We return to Devendra, and to news of an accident involving the train his wife Radha and their child were on. In a blind panic, he rushes to the station to find them unharmed. We will not reveal the ending for the sake of the few of our readers who are yet to watch Madhumati. But both the story and its climax represented a genre that Indian audiences were largely unfamiliar with.
This was not simply a supernatural saga. This was a romance that transcended time and space, through several births and rebirths, and incorporated subtle political and social statements into the narrative on the side. When Ghatak brought his layered, nuanced story to Roy, the latter liked it so much that he went into pre-production immediately.
The rest is the proverbial history. From its superhit run at the Indian box office to widespread acclaim abroad, this saga of unfulfilled love and the encroachment of capitalism upon an idyllic rural landscape touched hearts wherever it was screened. In fact, Madhumati became the first Indian film to be launched internationally when its mahurat was performed at the Karlovy Vary International Film Festival Theatre in what was then Czechoslovakia.
Through the years, it has become the template for almost every reincarnation saga in Bollywood, from Subhash Ghai’s Karz (1980) to Chetan Anand’s Kudrat (1981) to Farah Khan’s Om Shanti Om (2007). In their 2014 Encyclopedia of Indian Cinema, editors Ashish Rajadhyaksha and Paul Willemen have also drawn a parallel between Madhumati and Ghatak’s debut directorial film Ajantrik (1957), in the way that “the beautiful Madhumati” is linked with nature and “tribal cultures beyond the grasp of capitalist appropriation".

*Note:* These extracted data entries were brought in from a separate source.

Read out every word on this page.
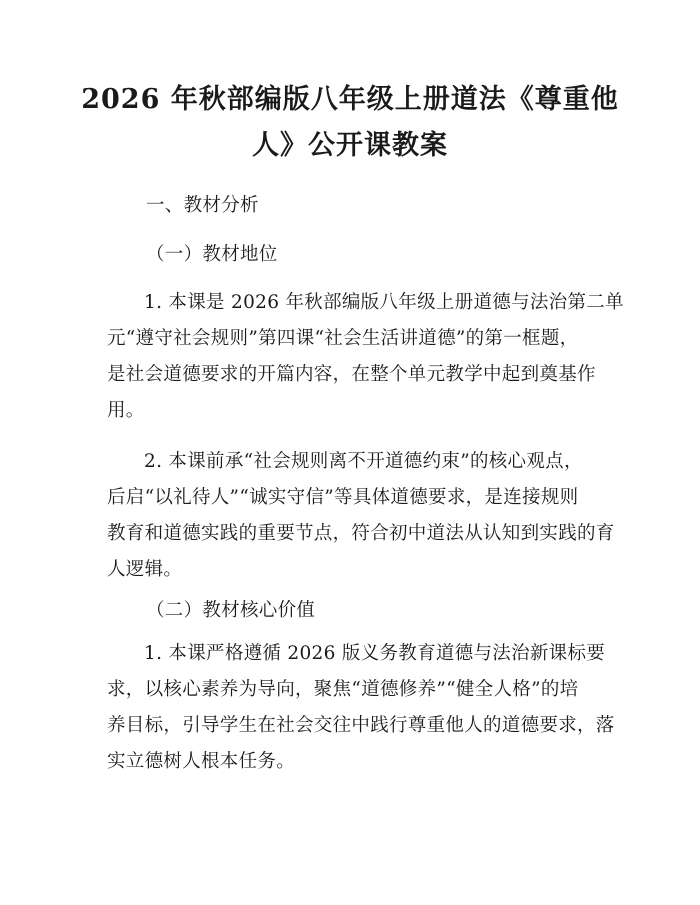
2026 年秋部编版八年级上册道法《尊重他
人》公开课教案
一、教材分析
（一）教材地位
1. 本课是 2026 年秋部编版八年级上册道德与法治第二单
元“遵守社会规则”第四课“社会生活讲道德”的第一框题，
是社会道德要求的开篇内容，在整个单元教学中起到奠基作
用。
2. 本课前承“社会规则离不开道德约束”的核心观点，
后启“以礼待人”“诚实守信”等具体道德要求，是连接规则
教育和道德实践的重要节点，符合初中道法从认知到实践的育
人逻辑。
（二）教材核心价值
1. 本课严格遵循 2026 版义务教育道德与法治新课标要
求，以核心素养为导向，聚焦“道德修养”“健全人格”的培
养目标，引导学生在社会交往中践行尊重他人的道德要求，落
实立德树人根本任务。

Until Dilwale Dulhania Le Jayenge came along with 10 wins in 1996, Madhumati held the record of most Filmfare awards (Best Feature Film in Hindi, Best Director, Best Actress, Best Actor in a Supporting Role, Best Music Director, Best Female Playback Singer, Best Dialogue, Best Editing, Best Cinematography, Best Art Direction). Ghatak was nominated for Best Story, but unfortunately did not make the cut, for reasons unknown.
Award or no award, and whatever the commercial fate of his own films, Bollywood should remember Ghatak with gratitude for not merely rescuing Bimal Roy and his company from doom, but for gifting the Hindi film industry with a story that would become a masterclass in its genre.